Киллиан говорит, что помнит и понимает. Снова извиняется. (Ну правда. Надо было вести счет. К этому моменту извинений уже штук двести, не меньше.) Они еще болтают, и, прежде чем отключиться, он говорит ей, что любит.
Пика?
Она ему нравилась.
Очень нравилась.
Долго-долго он не решался ей об этом сказать.
Она приходила покупать кофе, они болтали и флиртовали. Иногда Киан встречал ее в компании друзей: скейтбордистов в худи, девушек с розовыми волосами с факультета искусств, парней с толстыми черными кольцами в ушах.

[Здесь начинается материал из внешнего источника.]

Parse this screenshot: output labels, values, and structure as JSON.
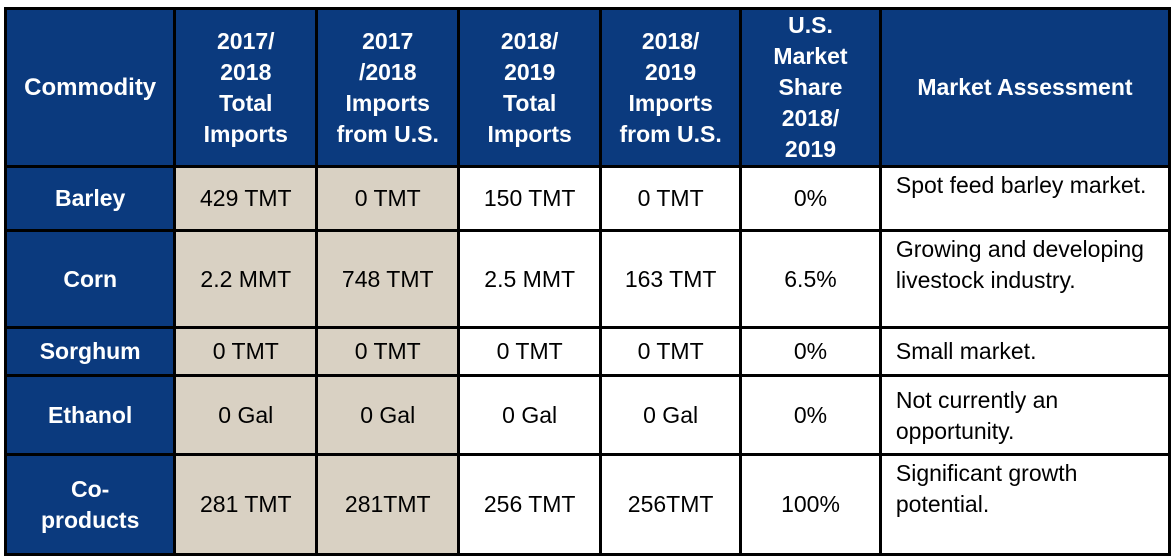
{
  "headers": [
    "Commodity",
    "2017/\n2018\nTotal\nImports",
    "2017\n/2018\nImports\nfrom U.S.",
    "2018/\n2019\nTotal\nImports",
    "2018/\n2019\nImports\nfrom U.S.",
    "U.S.\nMarket\nShare\n2018/\n2019",
    "Market Assessment"
  ],
  "rows": [
    {
      "commodity": "Barley",
      "total_2017": "429 TMT",
      "us_2017": "0 TMT",
      "total_2018": "150 TMT",
      "us_2018": "0 TMT",
      "share": "0%",
      "assessment": "Spot feed barley market."
    },
    {
      "commodity": "Corn",
      "total_2017": "2.2 MMT",
      "us_2017": "748 TMT",
      "total_2018": "2.5 MMT",
      "us_2018": "163 TMT",
      "share": "6.5%",
      "assessment": "Growing and developing livestock industry."
    },
    {
      "commodity": "Sorghum",
      "total_2017": "0 TMT",
      "us_2017": "0 TMT",
      "total_2018": "0 TMT",
      "us_2018": "0 TMT",
      "share": "0%",
      "assessment": "Small market."
    },
    {
      "commodity": "Ethanol",
      "total_2017": "0 Gal",
      "us_2017": "0 Gal",
      "total_2018": "0 Gal",
      "us_2018": "0 Gal",
      "share": "0%",
      "assessment": "Not currently an opportunity."
    },
    {
      "commodity": "Co-\nproducts",
      "total_2017": "281 TMT",
      "us_2017": "281TMT",
      "total_2018": "256 TMT",
      "us_2018": "256TMT",
      "share": "100%",
      "assessment": "Significant growth potential."
    }
  ],
  "colors": {
    "header_bg": "#0b3a7e",
    "header_text": "#ffffff",
    "tan_cell": "#d9d1c3",
    "border": "#000000"
  }
}
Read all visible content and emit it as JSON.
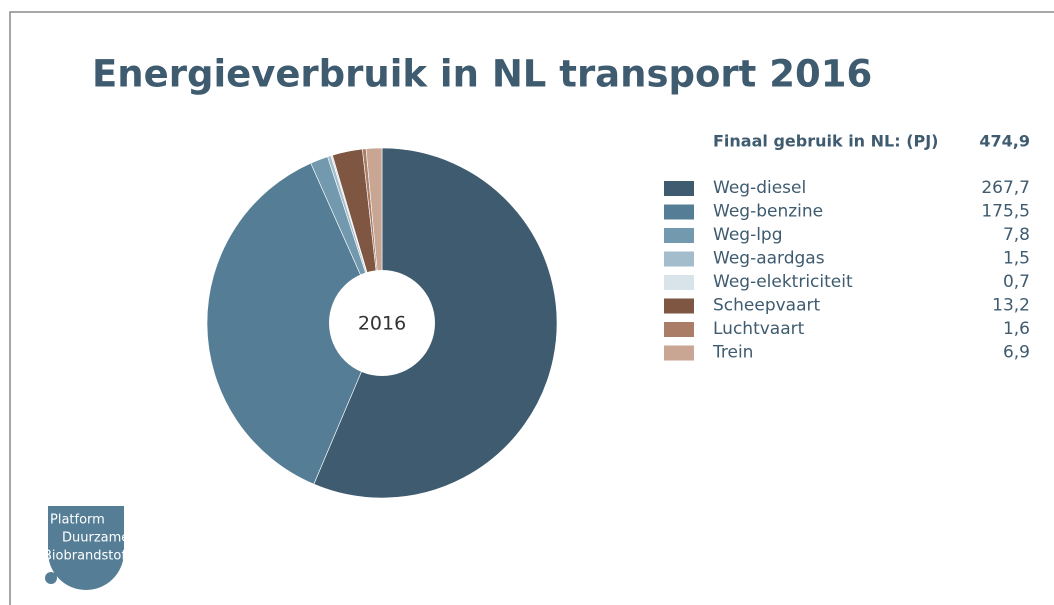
{
  "chart_data": {
    "type": "pie",
    "title": "Energieverbruik in NL transport 2016",
    "center_label": "2016",
    "legend_header": "Finaal gebruik in NL: (PJ)",
    "total_label": "474,9",
    "categories": [
      "Weg-diesel",
      "Weg-benzine",
      "Weg-lpg",
      "Weg-aardgas",
      "Weg-elektriciteit",
      "Scheepvaart",
      "Luchtvaart",
      "Trein"
    ],
    "values": [
      267.7,
      175.5,
      7.8,
      1.5,
      0.7,
      13.2,
      1.6,
      6.9
    ],
    "value_labels": [
      "267,7",
      "175,5",
      "7,8",
      "1,5",
      "0,7",
      "13,2",
      "1,6",
      "6,9"
    ],
    "colors": [
      "#3e5b6f",
      "#557e96",
      "#7299ae",
      "#a4bdcc",
      "#d8e3ea",
      "#7e5642",
      "#a97d66",
      "#c9a693"
    ]
  },
  "logo": {
    "lines": [
      "Platform",
      "Duurzame",
      "Biobrandstoff"
    ]
  }
}
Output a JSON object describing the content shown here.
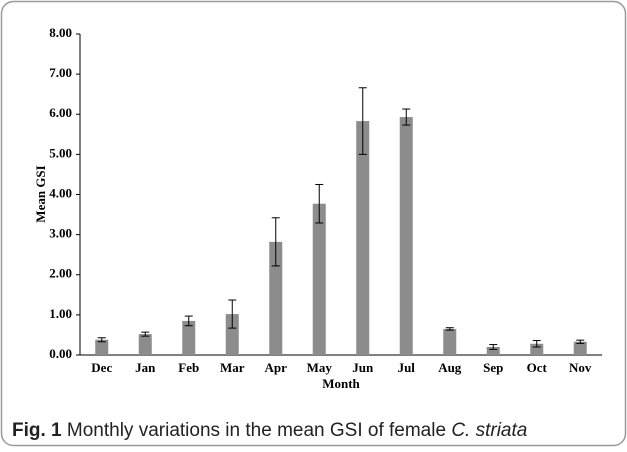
{
  "chart_data": {
    "type": "bar",
    "xlabel": "Month",
    "ylabel": "Mean GSI",
    "categories": [
      "Dec",
      "Jan",
      "Feb",
      "Mar",
      "Apr",
      "May",
      "Jun",
      "Jul",
      "Aug",
      "Sep",
      "Oct",
      "Nov"
    ],
    "values": [
      0.38,
      0.52,
      0.85,
      1.02,
      2.82,
      3.77,
      5.83,
      5.93,
      0.65,
      0.2,
      0.28,
      0.33
    ],
    "errors": [
      0.05,
      0.05,
      0.12,
      0.35,
      0.6,
      0.48,
      0.83,
      0.2,
      0.03,
      0.06,
      0.08,
      0.04
    ],
    "color": "#8c8c8c",
    "ylim": [
      0,
      8
    ],
    "yticks": [
      {
        "value": 0,
        "label": "0.00"
      },
      {
        "value": 1,
        "label": "1.00"
      },
      {
        "value": 2,
        "label": "2.00"
      },
      {
        "value": 3,
        "label": "3.00"
      },
      {
        "value": 4,
        "label": "4.00"
      },
      {
        "value": 5,
        "label": "5.00"
      },
      {
        "value": 6,
        "label": "6.00"
      },
      {
        "value": 7,
        "label": "7.00"
      },
      {
        "value": 8,
        "label": "8.00"
      }
    ],
    "grid": false
  },
  "caption": {
    "label": "Fig. 1",
    "text": "Monthly variations in the mean GSI of female",
    "species": "C. striata"
  }
}
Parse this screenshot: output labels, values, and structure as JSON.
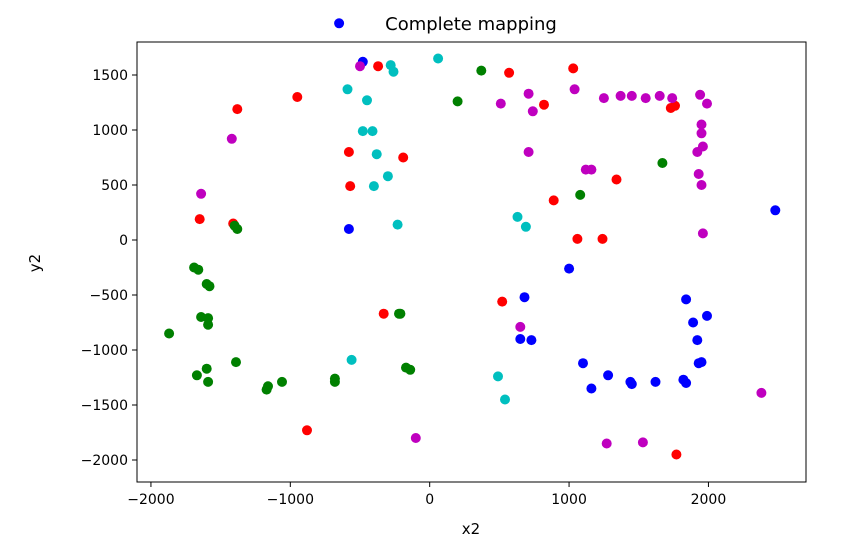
{
  "chart_data": {
    "type": "scatter",
    "title": "Complete mapping",
    "xlabel": "x2",
    "ylabel": "y2",
    "xlim": [
      -2100,
      2700
    ],
    "ylim": [
      -2200,
      1800
    ],
    "xticks": [
      -2000,
      -1000,
      0,
      1000,
      2000
    ],
    "yticks": [
      -2000,
      -1500,
      -1000,
      -500,
      0,
      500,
      1000,
      1500
    ],
    "xtick_labels": [
      "−2000",
      "−1000",
      "0",
      "1000",
      "2000"
    ],
    "ytick_labels": [
      "−2000",
      "−1500",
      "−1000",
      "−500",
      "0",
      "500",
      "1000",
      "1500"
    ],
    "grid": false,
    "series": [
      {
        "color": "#0000ff",
        "points": [
          [
            -480,
            1620
          ],
          [
            -580,
            100
          ],
          [
            -650,
            1970
          ],
          [
            680,
            -520
          ],
          [
            650,
            -900
          ],
          [
            730,
            -910
          ],
          [
            1000,
            -260
          ],
          [
            1100,
            -1120
          ],
          [
            1160,
            -1350
          ],
          [
            1280,
            -1230
          ],
          [
            1440,
            -1290
          ],
          [
            1450,
            -1310
          ],
          [
            1620,
            -1290
          ],
          [
            1820,
            -1270
          ],
          [
            1840,
            -1300
          ],
          [
            1840,
            -540
          ],
          [
            1890,
            -750
          ],
          [
            1920,
            -910
          ],
          [
            1930,
            -1120
          ],
          [
            1950,
            -1110
          ],
          [
            1990,
            -690
          ],
          [
            2480,
            270
          ]
        ]
      },
      {
        "color": "#ff0000",
        "points": [
          [
            -1650,
            190
          ],
          [
            -1410,
            150
          ],
          [
            -1380,
            1190
          ],
          [
            -950,
            1300
          ],
          [
            -880,
            -1730
          ],
          [
            -580,
            800
          ],
          [
            -570,
            490
          ],
          [
            -370,
            1580
          ],
          [
            -330,
            -670
          ],
          [
            -190,
            750
          ],
          [
            520,
            -560
          ],
          [
            570,
            1520
          ],
          [
            820,
            1230
          ],
          [
            890,
            360
          ],
          [
            1030,
            1560
          ],
          [
            1060,
            10
          ],
          [
            1240,
            10
          ],
          [
            1340,
            550
          ],
          [
            1730,
            1200
          ],
          [
            1760,
            1220
          ],
          [
            1770,
            -1950
          ]
        ]
      },
      {
        "color": "#008000",
        "points": [
          [
            -1870,
            -850
          ],
          [
            -1690,
            -250
          ],
          [
            -1670,
            -1230
          ],
          [
            -1660,
            -270
          ],
          [
            -1640,
            -700
          ],
          [
            -1600,
            -400
          ],
          [
            -1590,
            -710
          ],
          [
            -1590,
            -770
          ],
          [
            -1600,
            -1170
          ],
          [
            -1590,
            -1290
          ],
          [
            -1580,
            -420
          ],
          [
            -1400,
            130
          ],
          [
            -1380,
            100
          ],
          [
            -1390,
            -1110
          ],
          [
            -1170,
            -1360
          ],
          [
            -1160,
            -1330
          ],
          [
            -1060,
            -1290
          ],
          [
            -680,
            -1260
          ],
          [
            -680,
            -1290
          ],
          [
            -220,
            -670
          ],
          [
            -210,
            -670
          ],
          [
            -170,
            -1160
          ],
          [
            -140,
            -1180
          ],
          [
            200,
            1260
          ],
          [
            370,
            1540
          ],
          [
            1080,
            410
          ],
          [
            1670,
            700
          ]
        ]
      },
      {
        "color": "#00bfbf",
        "points": [
          [
            -590,
            1370
          ],
          [
            -560,
            -1090
          ],
          [
            -480,
            990
          ],
          [
            -450,
            1270
          ],
          [
            -410,
            990
          ],
          [
            -400,
            490
          ],
          [
            -380,
            780
          ],
          [
            -300,
            580
          ],
          [
            -280,
            1590
          ],
          [
            -260,
            1530
          ],
          [
            -230,
            140
          ],
          [
            60,
            1650
          ],
          [
            490,
            -1240
          ],
          [
            540,
            -1450
          ],
          [
            630,
            210
          ],
          [
            690,
            120
          ]
        ]
      },
      {
        "color": "#bf00bf",
        "points": [
          [
            -1640,
            420
          ],
          [
            -1420,
            920
          ],
          [
            -500,
            1580
          ],
          [
            -100,
            -1800
          ],
          [
            510,
            1240
          ],
          [
            650,
            -790
          ],
          [
            710,
            1330
          ],
          [
            710,
            800
          ],
          [
            740,
            1170
          ],
          [
            1040,
            1370
          ],
          [
            1120,
            640
          ],
          [
            1160,
            640
          ],
          [
            1250,
            1290
          ],
          [
            1370,
            1310
          ],
          [
            1450,
            1310
          ],
          [
            1550,
            1290
          ],
          [
            1650,
            1310
          ],
          [
            1740,
            1290
          ],
          [
            1920,
            800
          ],
          [
            1930,
            600
          ],
          [
            1940,
            1320
          ],
          [
            1950,
            970
          ],
          [
            1950,
            500
          ],
          [
            1950,
            1050
          ],
          [
            1960,
            850
          ],
          [
            1960,
            60
          ],
          [
            1990,
            1240
          ],
          [
            1270,
            -1850
          ],
          [
            1530,
            -1840
          ],
          [
            2380,
            -1390
          ]
        ]
      }
    ]
  }
}
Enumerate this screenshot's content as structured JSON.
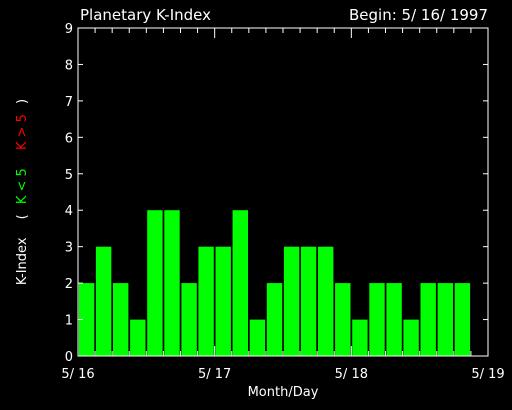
{
  "title": "Planetary K-Index",
  "begin": "Begin: 5/ 16/ 1997",
  "colors": {
    "background": "#000000",
    "axis": "#ffffff",
    "bar": "#00ff00",
    "high": "#ff0000"
  },
  "chart_data": {
    "type": "bar",
    "title": "Planetary K-Index",
    "subtitle": "Begin: 5/ 16/ 1997",
    "xlabel": "Month/Day",
    "ylabel_parts": {
      "main": "K-Index",
      "open": "(",
      "low": "K < 5",
      "high": "K > 5",
      "close": ")"
    },
    "xlim": [
      0,
      24
    ],
    "ylim": [
      0,
      9
    ],
    "yticks": [
      0,
      1,
      2,
      3,
      4,
      5,
      6,
      7,
      8,
      9
    ],
    "xtick_labels": [
      {
        "x": 0,
        "label": "5/ 16"
      },
      {
        "x": 8,
        "label": "5/ 17"
      },
      {
        "x": 16,
        "label": "5/ 18"
      },
      {
        "x": 24,
        "label": "5/ 19"
      }
    ],
    "bar_width_units": 0.9,
    "values": [
      2,
      3,
      2,
      1,
      4,
      4,
      2,
      3,
      3,
      4,
      1,
      2,
      3,
      3,
      3,
      2,
      1,
      2,
      2,
      1,
      2,
      2,
      2
    ]
  }
}
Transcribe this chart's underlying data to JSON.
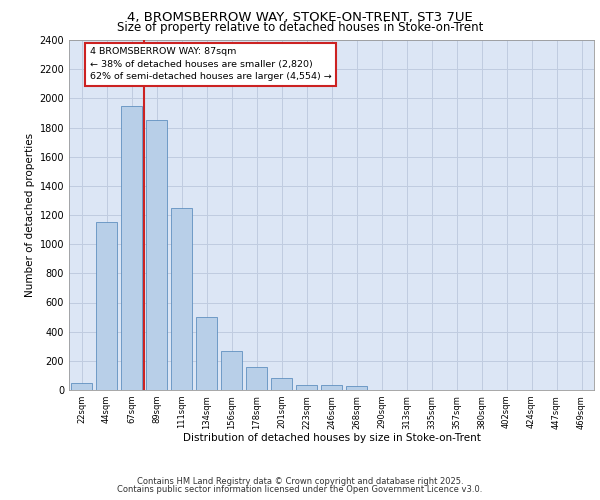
{
  "title_line1": "4, BROMSBERROW WAY, STOKE-ON-TRENT, ST3 7UE",
  "title_line2": "Size of property relative to detached houses in Stoke-on-Trent",
  "xlabel": "Distribution of detached houses by size in Stoke-on-Trent",
  "ylabel": "Number of detached properties",
  "categories": [
    "22sqm",
    "44sqm",
    "67sqm",
    "89sqm",
    "111sqm",
    "134sqm",
    "156sqm",
    "178sqm",
    "201sqm",
    "223sqm",
    "246sqm",
    "268sqm",
    "290sqm",
    "313sqm",
    "335sqm",
    "357sqm",
    "380sqm",
    "402sqm",
    "424sqm",
    "447sqm",
    "469sqm"
  ],
  "values": [
    50,
    1150,
    1950,
    1850,
    1250,
    500,
    270,
    160,
    80,
    35,
    35,
    30,
    0,
    0,
    0,
    0,
    0,
    0,
    0,
    0,
    0
  ],
  "bar_color": "#b8cfe8",
  "bar_edge_color": "#6090c0",
  "red_line_x": 2.5,
  "annotation_text": "4 BROMSBERROW WAY: 87sqm\n← 38% of detached houses are smaller (2,820)\n62% of semi-detached houses are larger (4,554) →",
  "annotation_box_color": "#ffffff",
  "annotation_border_color": "#cc2222",
  "ylim": [
    0,
    2400
  ],
  "yticks": [
    0,
    200,
    400,
    600,
    800,
    1000,
    1200,
    1400,
    1600,
    1800,
    2000,
    2200,
    2400
  ],
  "grid_color": "#c0cce0",
  "bg_color": "#dce6f5",
  "footer_line1": "Contains HM Land Registry data © Crown copyright and database right 2025.",
  "footer_line2": "Contains public sector information licensed under the Open Government Licence v3.0."
}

Однажды вечером он увидел, как она вместе с девушками из его группы писательского мастерства мелом напротив здания гуманитарных наук пишет: ДРУЗЬЯ, НЕ ПУСКАЙТЕ ДРУЗЕЙ В СТУДЕНЧЕСКОЕ БРАТСТВО.
– Киан, иди к нам! – жестом подзывая его, крикнула Пика. Ему понравилось, как легко она узнала его в темноте. Он и его сосед по комнате подошли к Пике с подругами. – Это мой друг Киан-ирландец. Он сказал, что мне можно его так называть, так что не переживайте, – улыбнувшись, сказала Пика, пока он всех приветствовал. В ответ девушки подняли измазанные мелом ладошки.